Moment around a point in a frame

Question

Note: Both diagrams are 2d(they might look 3d because I drew them manually.) I have a prismatic frame that looks like this:
I made a section on the half of the first pillar(the red line represents the section), to study the internal forces in it(Normal force, shear force and moment.) Here is a free body diagram at this section:

A is a fixed support so I calculated its reactions as follows:

• $X_A= 100 KN$
• $Y_A= 200 KN$
• $M_A= 300 KN$

Note: $AB=3m$
I have also calculated the normal and the shear force at B, but I have a problem calculating the moment at B and here is why:
now let's apply the equilibrium equation of the moments at B, as:

$$\Sigma M_B=0$$

As you see there are the following moments:

• $X_A\times 3$
• $M_B$
• and at last $M_A$

I have done it like this:
$$ 3X_A + M_B - M_A = 0 $$ I just need to know what to do with $M_A$ should I multiply it with the distance $AB$ or just leave it.(I tried both cases and I think both are wrong). now can somebody till me what to do with the $M_A$?

Edit:

I guess the diagrams are somehow misleading,(I am not good at drawing!).

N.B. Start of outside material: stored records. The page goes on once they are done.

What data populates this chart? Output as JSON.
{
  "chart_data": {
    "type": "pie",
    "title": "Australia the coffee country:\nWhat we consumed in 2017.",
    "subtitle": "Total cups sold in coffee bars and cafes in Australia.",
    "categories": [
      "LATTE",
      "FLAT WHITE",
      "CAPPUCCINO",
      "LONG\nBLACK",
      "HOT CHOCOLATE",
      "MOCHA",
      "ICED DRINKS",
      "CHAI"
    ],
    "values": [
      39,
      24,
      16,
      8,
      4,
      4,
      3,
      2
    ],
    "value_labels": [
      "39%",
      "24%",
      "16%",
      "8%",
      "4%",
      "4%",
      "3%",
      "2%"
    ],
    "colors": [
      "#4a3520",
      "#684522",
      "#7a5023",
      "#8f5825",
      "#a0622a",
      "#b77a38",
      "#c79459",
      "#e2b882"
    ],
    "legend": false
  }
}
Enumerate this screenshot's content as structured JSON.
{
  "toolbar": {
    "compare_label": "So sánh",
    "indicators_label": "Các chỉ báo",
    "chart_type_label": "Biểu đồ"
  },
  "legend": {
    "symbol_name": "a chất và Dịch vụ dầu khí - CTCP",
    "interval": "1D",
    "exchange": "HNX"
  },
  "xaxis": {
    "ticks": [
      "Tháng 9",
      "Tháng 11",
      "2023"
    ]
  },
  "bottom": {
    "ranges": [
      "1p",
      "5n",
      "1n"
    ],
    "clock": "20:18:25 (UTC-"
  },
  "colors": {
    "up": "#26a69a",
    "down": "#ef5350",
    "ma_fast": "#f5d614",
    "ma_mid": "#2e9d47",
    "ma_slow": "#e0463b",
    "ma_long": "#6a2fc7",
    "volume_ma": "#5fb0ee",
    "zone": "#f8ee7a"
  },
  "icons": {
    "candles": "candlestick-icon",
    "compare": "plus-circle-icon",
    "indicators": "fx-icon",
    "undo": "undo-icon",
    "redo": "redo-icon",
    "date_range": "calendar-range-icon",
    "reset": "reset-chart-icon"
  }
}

The axis of moment B is the straight line perpendicular to the plane and passing through B and the same for A. Now please look at the first picture: imagine there is a force just above the red section, this force is causing the bending moment in B and the reaction moment in A. I want to calculate the internal moment B, and that's why I need the sum of moments at B.

Answer 1

Edit with respect to correction/edit in question : First of all lets assume that $M_A$ is caused by force $F$ applied at distance $x$ from A, and distance from A to B is $L$.

To calculate $M_a$
$xF = M_A$
$M_a = \sqrt[2]{x^2 + L^2} F \sin\theta$
$M_a = \sqrt[2]{x^2 + L^2} F x / \sqrt[2]{x^2 + L^2}$
$M_a = M_A $
$M_a$ is moment of the force which provides moment $M_A$ about point A, about point B.

Rest of your equations look correct !